Ondertussen werd en wordt er flink opgeruimd in de studio. Oude
tapes worden opgepoetst om op cd uitgebracht te worden en, zoals
hier ver boven te lezen was, niet altijd tot genoegen van de fans.
Parallel hierin werd alles ook maar meteen op lp nog eens
uitgebracht, maar dan beter dan toen. Dat gebeurde in drie kloeke
boxen: The Old Masters’. Box 1 had iets irritants extra’s, een lp
genaamd ‘Mystery Disc’ vol historische opnamen. Daar zat je dan met
je nieuwe cd-speler en alle albums die je gewoon la had. Gelukkig
kwam dat album later alsnog op cd (1998). In Box 1 zat een aardig
boekwerk en als je wilde kon je een T-shirt bestellen met gepaste
opdruk. Bij de twee andere boxen was geen plaats voor iets extra’s.
Jaja.
Omdat Zappa bewust koos voor kwaliteit, cd’s dus, bracht hij een
zestal 2-cd boxen op de markt onder de noemer ‘You Can’t Do That on
Stage Anymore, vol. 1-6’ (1988, 1989, 1991, 1992). De wervende tekst
erbij: "This series took 20 years to put together. It provides for
those interested in my music, a comprehensive collection of
previously unreleased live material (absolutely no overdubs),
recorded in every available medium (7½ ips analog two-track, up
through 24-track digital), beginning with the earliest tapes
(October, 1968, Royal Festival Hall, London, England), to the most
recent (featuring material from our 1988 "Broadway The Hard Way"

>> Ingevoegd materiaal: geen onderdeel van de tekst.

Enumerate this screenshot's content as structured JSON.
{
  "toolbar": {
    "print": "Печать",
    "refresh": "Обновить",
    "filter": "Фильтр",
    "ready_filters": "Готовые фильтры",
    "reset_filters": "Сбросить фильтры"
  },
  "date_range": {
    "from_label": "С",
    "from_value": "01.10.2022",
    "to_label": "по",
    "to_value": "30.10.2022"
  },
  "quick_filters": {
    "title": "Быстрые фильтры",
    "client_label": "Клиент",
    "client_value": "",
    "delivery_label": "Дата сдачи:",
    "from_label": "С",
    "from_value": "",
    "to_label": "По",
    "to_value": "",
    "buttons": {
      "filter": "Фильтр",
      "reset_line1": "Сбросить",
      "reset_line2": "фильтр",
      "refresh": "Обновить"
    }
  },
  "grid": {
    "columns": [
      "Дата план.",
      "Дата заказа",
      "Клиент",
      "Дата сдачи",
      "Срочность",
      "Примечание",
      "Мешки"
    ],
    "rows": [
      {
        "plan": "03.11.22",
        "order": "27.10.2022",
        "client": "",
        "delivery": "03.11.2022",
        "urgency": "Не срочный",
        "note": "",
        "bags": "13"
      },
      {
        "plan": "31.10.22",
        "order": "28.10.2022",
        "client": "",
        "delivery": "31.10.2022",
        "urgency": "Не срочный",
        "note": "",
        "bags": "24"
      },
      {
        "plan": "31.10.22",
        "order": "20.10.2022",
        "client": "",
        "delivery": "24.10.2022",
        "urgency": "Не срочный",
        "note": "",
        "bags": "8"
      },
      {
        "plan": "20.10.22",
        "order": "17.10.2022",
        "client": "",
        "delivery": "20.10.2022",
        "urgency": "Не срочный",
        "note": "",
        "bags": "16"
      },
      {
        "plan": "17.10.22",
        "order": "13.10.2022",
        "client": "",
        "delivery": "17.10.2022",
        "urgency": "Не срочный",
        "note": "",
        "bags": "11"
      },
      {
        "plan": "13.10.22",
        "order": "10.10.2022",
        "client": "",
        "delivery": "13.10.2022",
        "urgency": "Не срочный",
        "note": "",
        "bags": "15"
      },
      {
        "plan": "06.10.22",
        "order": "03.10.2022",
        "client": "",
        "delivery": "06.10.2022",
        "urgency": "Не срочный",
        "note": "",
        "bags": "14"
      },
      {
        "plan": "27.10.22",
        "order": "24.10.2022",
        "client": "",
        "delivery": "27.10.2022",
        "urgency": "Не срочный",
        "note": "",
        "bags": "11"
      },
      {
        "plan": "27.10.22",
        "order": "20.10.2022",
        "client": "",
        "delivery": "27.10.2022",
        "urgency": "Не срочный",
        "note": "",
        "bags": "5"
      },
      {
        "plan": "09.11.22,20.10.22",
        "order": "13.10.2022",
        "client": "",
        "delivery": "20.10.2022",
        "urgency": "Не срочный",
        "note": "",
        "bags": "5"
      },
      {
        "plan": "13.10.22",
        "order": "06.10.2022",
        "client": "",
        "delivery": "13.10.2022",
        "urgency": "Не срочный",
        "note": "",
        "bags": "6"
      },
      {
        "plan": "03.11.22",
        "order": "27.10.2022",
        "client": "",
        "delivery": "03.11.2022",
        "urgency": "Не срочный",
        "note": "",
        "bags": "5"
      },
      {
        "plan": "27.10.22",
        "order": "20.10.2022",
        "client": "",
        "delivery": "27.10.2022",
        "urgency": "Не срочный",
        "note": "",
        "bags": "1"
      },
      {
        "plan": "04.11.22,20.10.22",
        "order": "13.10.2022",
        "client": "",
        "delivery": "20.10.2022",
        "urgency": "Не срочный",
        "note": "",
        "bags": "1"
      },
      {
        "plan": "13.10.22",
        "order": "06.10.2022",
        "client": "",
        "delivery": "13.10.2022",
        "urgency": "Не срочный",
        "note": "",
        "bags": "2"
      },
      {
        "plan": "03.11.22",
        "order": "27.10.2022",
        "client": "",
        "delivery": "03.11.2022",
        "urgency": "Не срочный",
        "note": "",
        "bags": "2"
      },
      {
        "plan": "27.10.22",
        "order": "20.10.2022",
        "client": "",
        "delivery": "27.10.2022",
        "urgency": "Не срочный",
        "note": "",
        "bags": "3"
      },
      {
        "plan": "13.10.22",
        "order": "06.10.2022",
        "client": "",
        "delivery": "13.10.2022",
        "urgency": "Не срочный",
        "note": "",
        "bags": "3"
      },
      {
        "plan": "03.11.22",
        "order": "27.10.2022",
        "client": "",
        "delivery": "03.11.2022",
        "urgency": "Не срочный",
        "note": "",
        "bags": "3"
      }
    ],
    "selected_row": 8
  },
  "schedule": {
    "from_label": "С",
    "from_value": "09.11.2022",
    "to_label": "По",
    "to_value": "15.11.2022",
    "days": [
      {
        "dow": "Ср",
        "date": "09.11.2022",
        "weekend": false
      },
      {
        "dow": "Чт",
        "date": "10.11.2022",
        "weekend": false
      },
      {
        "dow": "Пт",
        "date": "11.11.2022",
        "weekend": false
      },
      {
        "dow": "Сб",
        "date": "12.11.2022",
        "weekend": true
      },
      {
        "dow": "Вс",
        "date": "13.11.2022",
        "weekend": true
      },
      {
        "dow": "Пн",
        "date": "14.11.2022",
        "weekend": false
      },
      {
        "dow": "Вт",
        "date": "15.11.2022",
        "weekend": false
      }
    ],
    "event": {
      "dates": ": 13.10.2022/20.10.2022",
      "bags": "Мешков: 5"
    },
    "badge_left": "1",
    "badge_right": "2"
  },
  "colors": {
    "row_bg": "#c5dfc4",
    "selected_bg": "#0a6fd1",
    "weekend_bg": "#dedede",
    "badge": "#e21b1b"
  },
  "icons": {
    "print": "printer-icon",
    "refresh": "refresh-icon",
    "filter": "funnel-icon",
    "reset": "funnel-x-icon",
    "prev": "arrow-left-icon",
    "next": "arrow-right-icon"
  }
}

world tour)." Samen 181 tracks. Het is niet een bepaald evenwichtige
serie, Vol. 1 is wat de tekst hierboven beloofd. Vol. 2 is één
concert van één band en wel in Helsinki 1974. Vol. 3 en 4 bevatten
weinig historisch materiaal, maar meer recent, Vol. 4 iets meer dan
3. Vol. 5 bevat één cd met alleen maar historisch, jaren zestig,
werk en een cd met de 1982-band. Vol. 6 heeft één cd met het thema
seks, wel over verschillende periodes en de ander met meestal weer
recent werk. Soms schrijft Zappa uitgebreid over wat we horen en een
stuk geschiedenis, soms niets en soms klopt wat hij schrijft niet
helemaal en zelfs helemaal niet. Daar zijn hele websites aan gewijd.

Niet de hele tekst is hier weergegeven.